Looking across some of the markets, we see that with a January 2011 index level of 99.59, Atlanta has joined Cleveland, Detroit and Las Vegas as markets where average home prices are now below their January 2000 levels. Washington DC appears to be the only market that has weathered the recent storm.
While it was up only 0.1% for the month of January, it’s annual rate was a relatively healthy +3.6%, it is still +10.7% above its March 2009 low, and ranks number one among the 20 markets as its average value is almost 85% above its January 2000 level.
Below is a table are all of the cities of the composite-20 index. This should give a feel for the bubble and now current devaluations. Notice the stronger correlations in price declines to the unemployment rate and lack of job growth, such as Detroit.
In Q1 2009, home prices dropped 18.9%. As S&P reports, the Composite-10 is 2.8% above the April low and the Composite-20 is 1.1% above the April low. This is what S&P means by a true double dip and dismal report.
The graph below, from Calculated Risk, shows how much prices have fallen from their peaks in the Composite-10 cities.
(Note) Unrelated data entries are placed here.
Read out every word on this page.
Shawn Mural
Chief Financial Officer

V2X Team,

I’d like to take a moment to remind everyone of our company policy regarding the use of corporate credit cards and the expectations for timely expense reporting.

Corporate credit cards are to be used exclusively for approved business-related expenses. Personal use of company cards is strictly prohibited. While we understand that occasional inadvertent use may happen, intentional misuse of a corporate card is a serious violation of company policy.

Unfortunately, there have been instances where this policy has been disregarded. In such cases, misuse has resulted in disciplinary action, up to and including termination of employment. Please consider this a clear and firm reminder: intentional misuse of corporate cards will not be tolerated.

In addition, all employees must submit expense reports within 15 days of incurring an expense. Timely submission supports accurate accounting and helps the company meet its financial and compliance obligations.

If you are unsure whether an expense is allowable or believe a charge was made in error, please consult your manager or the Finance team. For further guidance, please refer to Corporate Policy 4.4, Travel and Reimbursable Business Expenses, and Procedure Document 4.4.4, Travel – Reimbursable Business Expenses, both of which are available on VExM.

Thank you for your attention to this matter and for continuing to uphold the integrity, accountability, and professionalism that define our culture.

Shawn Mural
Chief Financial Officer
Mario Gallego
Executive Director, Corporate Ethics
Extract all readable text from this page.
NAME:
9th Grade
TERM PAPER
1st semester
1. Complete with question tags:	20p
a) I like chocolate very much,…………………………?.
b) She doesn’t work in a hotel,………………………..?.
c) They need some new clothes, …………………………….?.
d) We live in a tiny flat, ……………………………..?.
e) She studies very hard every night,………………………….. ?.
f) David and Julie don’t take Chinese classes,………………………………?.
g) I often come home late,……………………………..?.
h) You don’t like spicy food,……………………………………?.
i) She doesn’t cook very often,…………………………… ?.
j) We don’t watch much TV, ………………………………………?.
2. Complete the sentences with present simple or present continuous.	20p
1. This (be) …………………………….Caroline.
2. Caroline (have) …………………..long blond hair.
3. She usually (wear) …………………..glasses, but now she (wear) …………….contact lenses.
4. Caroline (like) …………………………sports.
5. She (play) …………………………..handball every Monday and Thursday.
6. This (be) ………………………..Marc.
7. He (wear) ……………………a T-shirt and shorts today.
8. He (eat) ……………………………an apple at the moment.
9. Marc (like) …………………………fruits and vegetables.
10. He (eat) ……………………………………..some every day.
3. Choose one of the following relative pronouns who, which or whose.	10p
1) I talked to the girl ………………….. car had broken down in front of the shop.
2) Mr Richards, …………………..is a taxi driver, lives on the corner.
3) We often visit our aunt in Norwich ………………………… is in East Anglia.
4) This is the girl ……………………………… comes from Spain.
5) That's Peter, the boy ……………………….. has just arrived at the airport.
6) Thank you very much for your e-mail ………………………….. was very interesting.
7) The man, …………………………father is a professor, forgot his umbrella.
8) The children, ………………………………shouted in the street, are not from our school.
Calculated Risk has additional custom graphs and data analysis and is the uber site for residential housing data and graphs.
Case in point, Calculated Risk is running a rent in comparison to home ownership graph and quoting some estimating home prices will drop another 20-30%.
S&P does a great job of making the Case-Shiller data and details available for further information and analysis on their website.